Este proceso que acabo de describir, se produce en nuestras vidas con infinidad de acontecimientos. Sobre todo en nuestras edades más tempranas, incluso desde recién nacidos, vamos aprendiendo una serie de pautas de comportamiento, no necesariamente de forma consciente, como respuesta a lo que va ocurriendo a nuestro alrededor. Cuando algo acontece, el niño (toda persona) reacciona a eso que ha ocurrido. Si ocurre unas pocas veces, la cosa no va a más. Pero si ocurre de forma muy continuada, el niño responde de aquella manera que le es más provechosa, generalmente del mismo modo todas las veces (ya que le ha sido fructífera). Son, digamos, conductas adaptativas, con las que los niños responden a aquello que sucede a su alrededor. Si a una situación respondo de un modo determinado y me va bien, ¿para qué la voy a cambiar? Al final, tras tanta repetición, ese modo de responder pasará a formar parte de la personalidad del niño, dejando 'huella' en sus estructuras fisiológicas.

Ello ocurre frecuentemente en el seno familiar, generalmente de modo ignorado o inconsciente. Los padres somos como somos, y nos comportamos como somos. Es en la rutina de cada día, en nuestro hogar, donde realmente nos comportamos como somos. Y somos iguales cada día (en general), y nos comportamos igual, y expresamos emociones similares, y reaccionamos de manera parecida, y hacemos las mismas cosas,… Y ante esas conductas repetitivas, los niños aprenden a adaptarse de modo adecuado para ser aceptados por sus progenitores en el contexto familiar; aprenden conductas, pautas de comportamiento que algunos denominan MOIs (mecanismos de operación interna).

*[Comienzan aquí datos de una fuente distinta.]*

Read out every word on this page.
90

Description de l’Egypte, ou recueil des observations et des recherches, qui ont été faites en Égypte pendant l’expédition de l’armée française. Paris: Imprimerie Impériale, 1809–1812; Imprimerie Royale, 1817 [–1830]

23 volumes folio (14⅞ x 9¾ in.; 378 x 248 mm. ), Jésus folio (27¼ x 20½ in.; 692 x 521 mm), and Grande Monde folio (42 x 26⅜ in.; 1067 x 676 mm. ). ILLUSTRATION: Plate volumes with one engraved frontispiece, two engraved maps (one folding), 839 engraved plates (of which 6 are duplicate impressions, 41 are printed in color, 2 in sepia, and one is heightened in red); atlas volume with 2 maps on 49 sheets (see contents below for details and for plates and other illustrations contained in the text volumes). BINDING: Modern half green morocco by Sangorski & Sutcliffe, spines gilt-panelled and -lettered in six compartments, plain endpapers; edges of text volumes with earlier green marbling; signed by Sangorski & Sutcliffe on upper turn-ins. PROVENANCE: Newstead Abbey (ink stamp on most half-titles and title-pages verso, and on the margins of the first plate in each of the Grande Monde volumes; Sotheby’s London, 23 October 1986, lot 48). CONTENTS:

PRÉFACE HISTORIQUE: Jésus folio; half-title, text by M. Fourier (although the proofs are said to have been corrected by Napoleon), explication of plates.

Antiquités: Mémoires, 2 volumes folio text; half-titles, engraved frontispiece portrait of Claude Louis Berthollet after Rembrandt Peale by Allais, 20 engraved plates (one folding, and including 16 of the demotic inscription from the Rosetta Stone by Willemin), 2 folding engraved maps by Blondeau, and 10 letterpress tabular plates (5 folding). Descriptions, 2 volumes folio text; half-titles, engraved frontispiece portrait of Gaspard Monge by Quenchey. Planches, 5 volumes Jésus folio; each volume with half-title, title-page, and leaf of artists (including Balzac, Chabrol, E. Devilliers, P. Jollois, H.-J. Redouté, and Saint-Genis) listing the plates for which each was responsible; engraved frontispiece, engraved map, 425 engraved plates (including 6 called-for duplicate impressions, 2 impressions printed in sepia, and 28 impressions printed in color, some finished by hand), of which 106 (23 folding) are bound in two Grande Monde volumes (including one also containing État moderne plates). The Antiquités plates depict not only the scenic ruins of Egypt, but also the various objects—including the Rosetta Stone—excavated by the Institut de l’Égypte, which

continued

Lo que aquí he descrito muy someramente es algo que se da en todos los niveles: en el conductual como decimos, pero también en el cognitivo y sobre todo en el emocional. Del mismo modo que aprendemos unas conductas determinadas, aprendemos a un modo de inteligir y a un modo de sentir. Es nuestro entorno el que 'nos dice' cómo nos hemos de comportar, comprender y sentir. Y el entorno de nuestros hijos es el que creamos los padres. ¿Cómo es nuestro entorno? La siguiente serie de posts he pensado dedicarla a todos estos procesos no conscientes de educación, que todos hemos padecido, padecemos e infringimos a quienes vivan con nosotros (no necesariamente hijos: también cónyuges, familiares,… y en sentido amplio con todos con los que nos relacionamos). Es fácil que incida más en lo emocional, pero su relación con lo conductual y lo cognitivo es tan íntima que necesariamente aparecerán también.